Falls efficacy scale - international
The FES-I is a 16-item questionnaire for assessment of fall-related self-efficacy, and related to performance of common activities in a person’s everyday life [15]. The items are rated according to "how concerned you are about the possibility of falling" using a 4-point scale (1–4) with the following responses; 1) not at all, 2) somewhat, 3) fairly, 4) very concerned, giving a total score from 16 to 64 points. Higher scores indicate more concerns for falling. The Norwegian translation of the FES-I has been established in individuals with increased risk of falling [20].
Data analysis
All statistical analyses were performed using the IBM SPSS Statistics, version 22.0 (IBM Corp., Armonk, New York). For calculation of relative and absolute reliability the criteria for evaluation of measurements developed by the prevention of Falls Network Europa [21] and The COSMIN checklist was followed [22].
The sample size calculations were based on the formula n = 2×(SD/Δ)2xk [23], where the expected standard deviation (SD) was based on Horak’s study with SD = ±9.6% [2]. At the time, no study had established clinical relevance change for the BESTest; we therefore chose the least clinically difference, which is the difference in score which patients perceive as important, to be 7.0% based on other clinical outcome measures [24]. We used α = 0.05 with a power of 0.80. This gave a sample size of minimum 30 participants [23].
Intraclass Correlation Coefficient (ICC) with 95% confidence interval was used as measures of relative reliability [25, 26]. For the interrater reliability the ICC(2,1) and the ICC(3,1) were used. ICC(2,1) is based on a two-ways random absolute agreement, shows variability between raters, and the results can be generalized to other raters. ICC(3,1), using two-ways mixed, consistency, is a measure of the consistency of the scoring of each rater. Systematic errors are not included as measurement error. When ICC(2,1) and ICC(3,1) are identical or shows only minor differences, there is no systematic error e.g. learning effect, present [25].

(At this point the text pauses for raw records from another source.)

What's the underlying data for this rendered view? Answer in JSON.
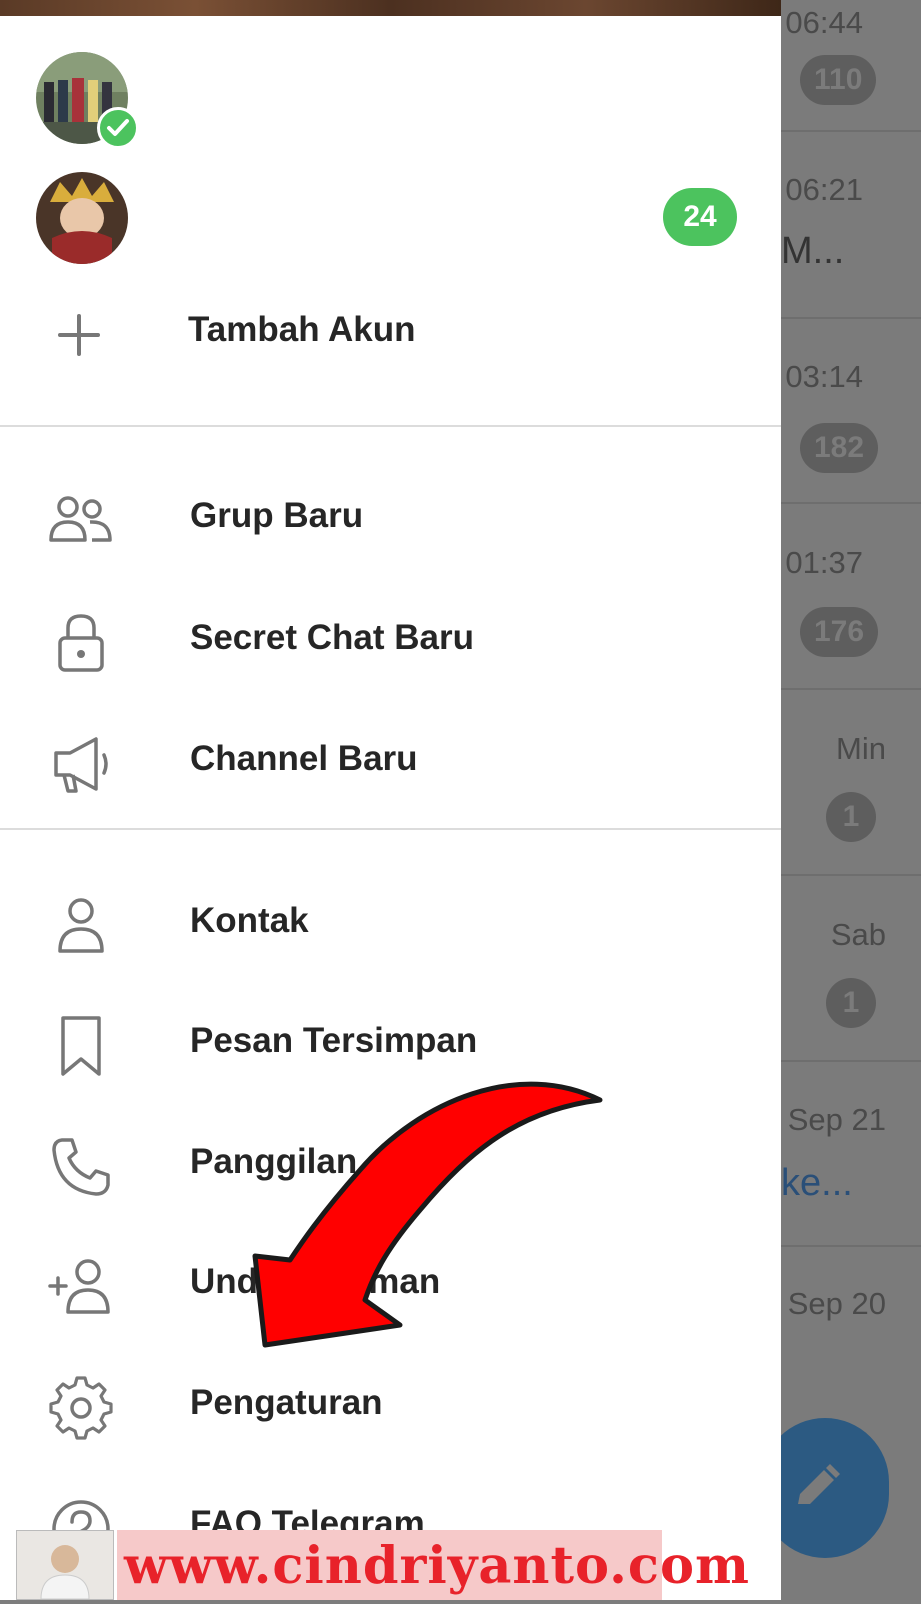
{
  "accounts": {
    "secondary_unread": "24"
  },
  "add_account_label": "Tambah Akun",
  "menu": {
    "new_group": "Grup Baru",
    "new_secret_chat": "Secret Chat Baru",
    "new_channel": "Channel Baru",
    "contacts": "Kontak",
    "saved_messages": "Pesan Tersimpan",
    "calls": "Panggilan",
    "invite_friends": "Undang Teman",
    "settings": "Pengaturan",
    "faq": "FAQ Telegram"
  },
  "chat_list": [
    {
      "time": "06:44",
      "badge": "110"
    },
    {
      "time": "06:21",
      "snippet": "M..."
    },
    {
      "time": "03:14",
      "badge": "182"
    },
    {
      "time": "01:37",
      "badge": "176"
    },
    {
      "time": "Min",
      "badge": "1"
    },
    {
      "time": "Sab",
      "badge": "1"
    },
    {
      "time": "Sep 21",
      "snippet": "ke..."
    },
    {
      "time": "Sep 20"
    }
  ],
  "watermark": "www.cindriyanto.com",
  "colors": {
    "accent_green": "#4cc35e",
    "annotation_arrow": "#ff0000",
    "fab": "#2c5a82",
    "watermark_text": "#e8222a"
  },
  "icons": [
    "plus-icon",
    "group-icon",
    "lock-icon",
    "megaphone-icon",
    "person-icon",
    "bookmark-icon",
    "phone-icon",
    "add-person-icon",
    "gear-icon",
    "help-icon",
    "pencil-icon",
    "check-icon"
  ]
}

For the test-retest reliability ICC(1,1) using a one-way random model, and ICC(3,1) was used. With ICC(1,1) all systematic and random intrasubject variability is seen as measurements error. Again, if ICC(1,1) and ICC(3,1) is identical or shows only minor differences, there is no systematic error present [25].
Measurement error is the systematic and random error of a subject’s score that is not attributed to the true changes in the construct to be measured [22]. For assessment of absolute reliability Standard Error of Measurement (SEM) and Smallest Detectable Change (SDC95) were used. SEM represents the standard deviation of repeated measures in one participant (SEM = SD/√2). SDC95 represents the smallest change that a participant must show to ensure that the observed change is real and not just a measurement error (SDC95 = SEMx√2 × 1.96) [22]. Since the FES-I demonstrated a skewed distribution we used the Spearman Rank Correlation to examine concurrent validity between the FES-I and rater A’s total scores of the BESTest and the Mini-BESTest. Correlation coefficients of 0.00–0.25 were interpreted as little to no correlation, 0.25–0.49 as fair, 0.50–0.75 as a moderate to good, and above 0.75 as a strong correlation [18].
The presence of floor and ceiling effects was defined as 15% or more of the participants having the lowest or the respectively the highest possible score on the BESTest and the Mini-BESTest [27].